La missione Chang’e-7 de la Chine marquera un jalon en déposant la première véritable bandière capable de flotter sur la Lune. Ce projet scientifique ambitieux implique plusieurs nations et vise à explorer les mystères de notre satellite naturel tout en suscitant la curiosité et l’innovation parmi les jeunes générations.
La Chine plongera sur la Lune en plantant la première bandière capable de « flotter« . Cet étonnant accomplissement scientifique sera réalisé grâce à la mission Chang’e-7, qui transportera sur la surface lunaire des instruments scientifiques développés par plusieurs pays (y compris la France et la Suisse). Le lancement de la sonde est prévu en 2026 à bord d’une fusée Long Mars 5 depuis le Wenchang Satellite Launch Center situé sur l’île de Hainan. L’objectif est d’atterrir sur le bord du cratère Shackleton, près du pôle sud lunaire. Il s’agit d’une mission ambitieuse qui comprendra un rover, un lander, un orbiteur et une petite sonde. Plus de vingt charges scientifiques accompagneront Chang’e-7, permettant d’étudier la composition de la surface lunaire, la glace, l’environnement magnétique, et d’autres caractéristiques du satellite naturel.
Pourquoi les drapeaux ne peuvent pas flotter sur la Lune
Un des instruments les plus curieux est précisément ce drapeau capable de flotter, un détail souvent au centre des teories du complot concernant la mission lunaire. Sur notre satellite, il n’y a pas d’atmosphère, donc pas de vent et les drapeaux ne peuvent pas flotter. Cependant, certaines vidéos et images des célèbres missions Apollo des États-Unis montrent les drapeaux étoilés apparemment en mouvement. C’est une des nombreuses preuves que les négationnistes utilisent pour « prouver » que l’alunissage n’a jamais eu lieu, considérant cela comme un grand stratagème des USA pour tromper l’ancienne Union soviétique et le monde entier.

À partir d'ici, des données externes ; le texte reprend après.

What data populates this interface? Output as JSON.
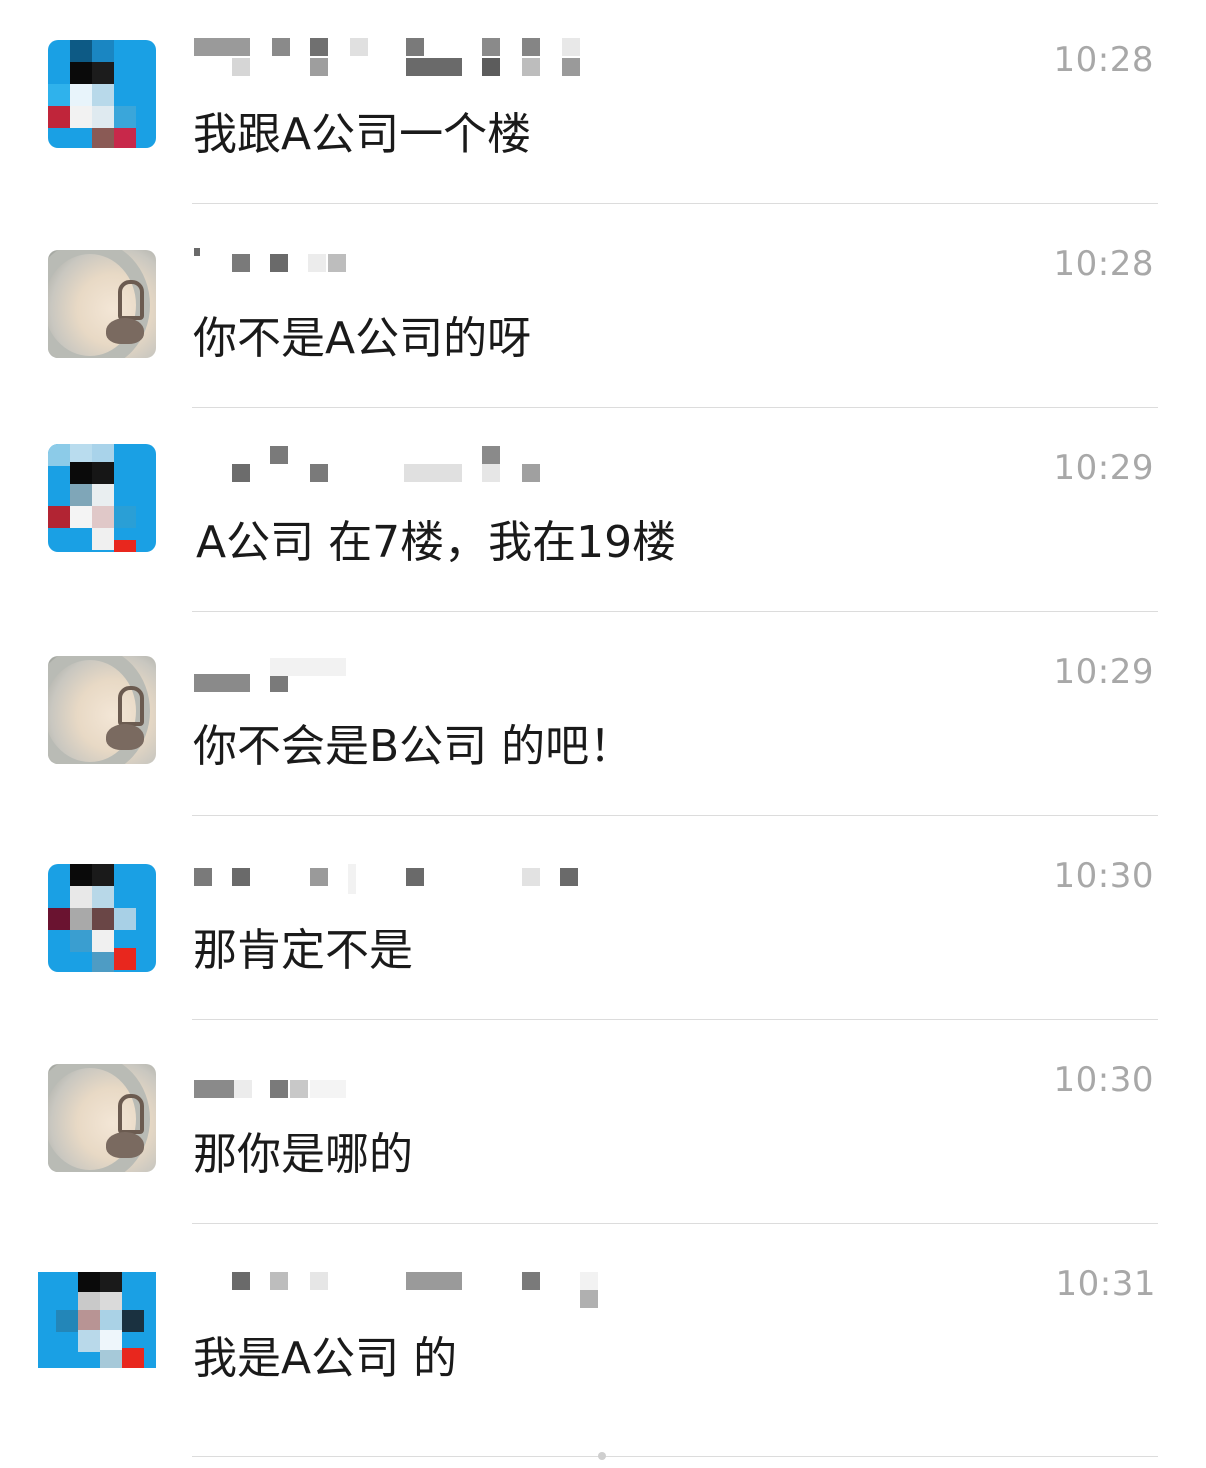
{
  "chats": [
    {
      "time": "10:28",
      "message": "我跟A公司一个楼",
      "avatar": "mosaic"
    },
    {
      "time": "10:28",
      "message": "你不是A公司的呀",
      "avatar": "photo"
    },
    {
      "time": "10:29",
      "message": "A公司 在7楼，我在19楼",
      "avatar": "mosaic"
    },
    {
      "time": "10:29",
      "message": "你不会是B公司 的吧！",
      "avatar": "photo"
    },
    {
      "time": "10:30",
      "message": "那肯定不是",
      "avatar": "mosaic"
    },
    {
      "time": "10:30",
      "message": "那你是哪的",
      "avatar": "photo"
    },
    {
      "time": "10:31",
      "message": "我是A公司 的",
      "avatar": "mosaic"
    }
  ],
  "colors": {
    "time": "#a8a8a8",
    "message": "#1a1a1a",
    "divider": "#dcdcdc",
    "avatar_blue": "#1aa0e4"
  }
}
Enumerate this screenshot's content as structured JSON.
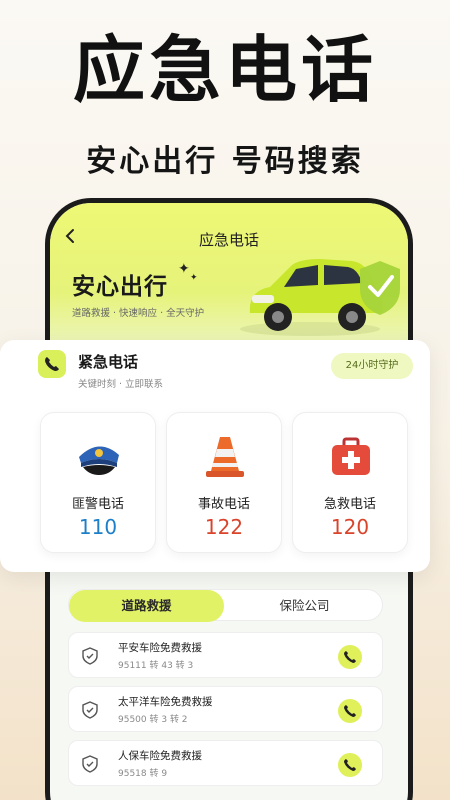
{
  "hero": {
    "title": "应急电话",
    "subtitle": "安心出行 号码搜索"
  },
  "nav": {
    "back_icon": "chevron-left-icon",
    "title": "应急电话"
  },
  "banner": {
    "title": "安心出行",
    "subtitle": "道路救援 · 快速响应 · 全天守护"
  },
  "emergency": {
    "title": "紧急电话",
    "subtitle": "关键时刻 · 立即联系",
    "badge": "24小时守护",
    "cards": [
      {
        "label": "匪警电话",
        "number": "110",
        "icon": "police-cap-icon",
        "color": "#1e7fc9"
      },
      {
        "label": "事故电话",
        "number": "122",
        "icon": "traffic-cone-icon",
        "color": "#d9442b"
      },
      {
        "label": "急救电话",
        "number": "120",
        "icon": "first-aid-kit-icon",
        "color": "#d9442b"
      }
    ]
  },
  "tabs": {
    "active": "道路救援",
    "inactive": "保险公司"
  },
  "rescue_list": [
    {
      "name": "平安车险免费救援",
      "phone": "95111 转 43 转 3"
    },
    {
      "name": "太平洋车险免费救援",
      "phone": "95500 转 3 转 2"
    },
    {
      "name": "人保车险免费救援",
      "phone": "95518 转 9"
    }
  ],
  "colors": {
    "accent": "#e2f266",
    "blue_number": "#1e7fc9",
    "red_number": "#d9442b"
  }
}
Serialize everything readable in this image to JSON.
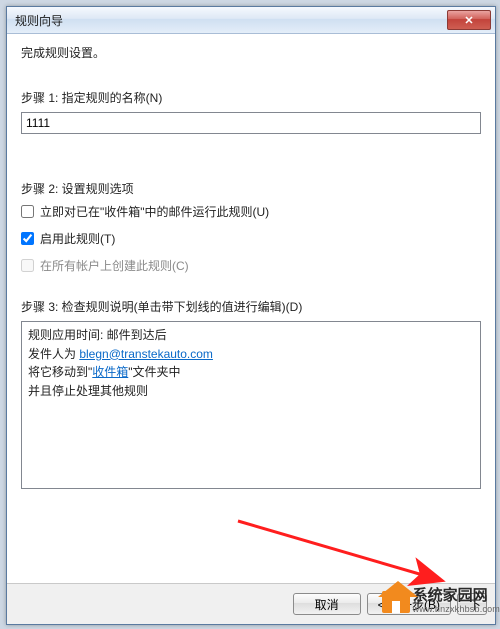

Nous avons effectivement été sur la Lune et ces mouvements peuvent être facilement expliqués. Le drapeau bouge dans les vidéos lorsqu’il est touchez par les astronautes (ou lorsqu’ils manœuvrent la tige), donnant ainsi l’impression de flotter en raison du vent. De plus, il était tendu grâce à une barre horizontale à son sommet qui le soutenait ; ainsi, chaque contact avec celle-ci le faisait osciller dans les vidéos (quand il n’était pas touché, il apparaissait immobile, en raison de l’absence de vent). Dans les images où il semble flotter à cause du prétendu mouvement ondulatoire du tissu, il s’agit en réalité simplement des plis résultant de la façon dont il avait été « préparé » et expédié sur la Lune.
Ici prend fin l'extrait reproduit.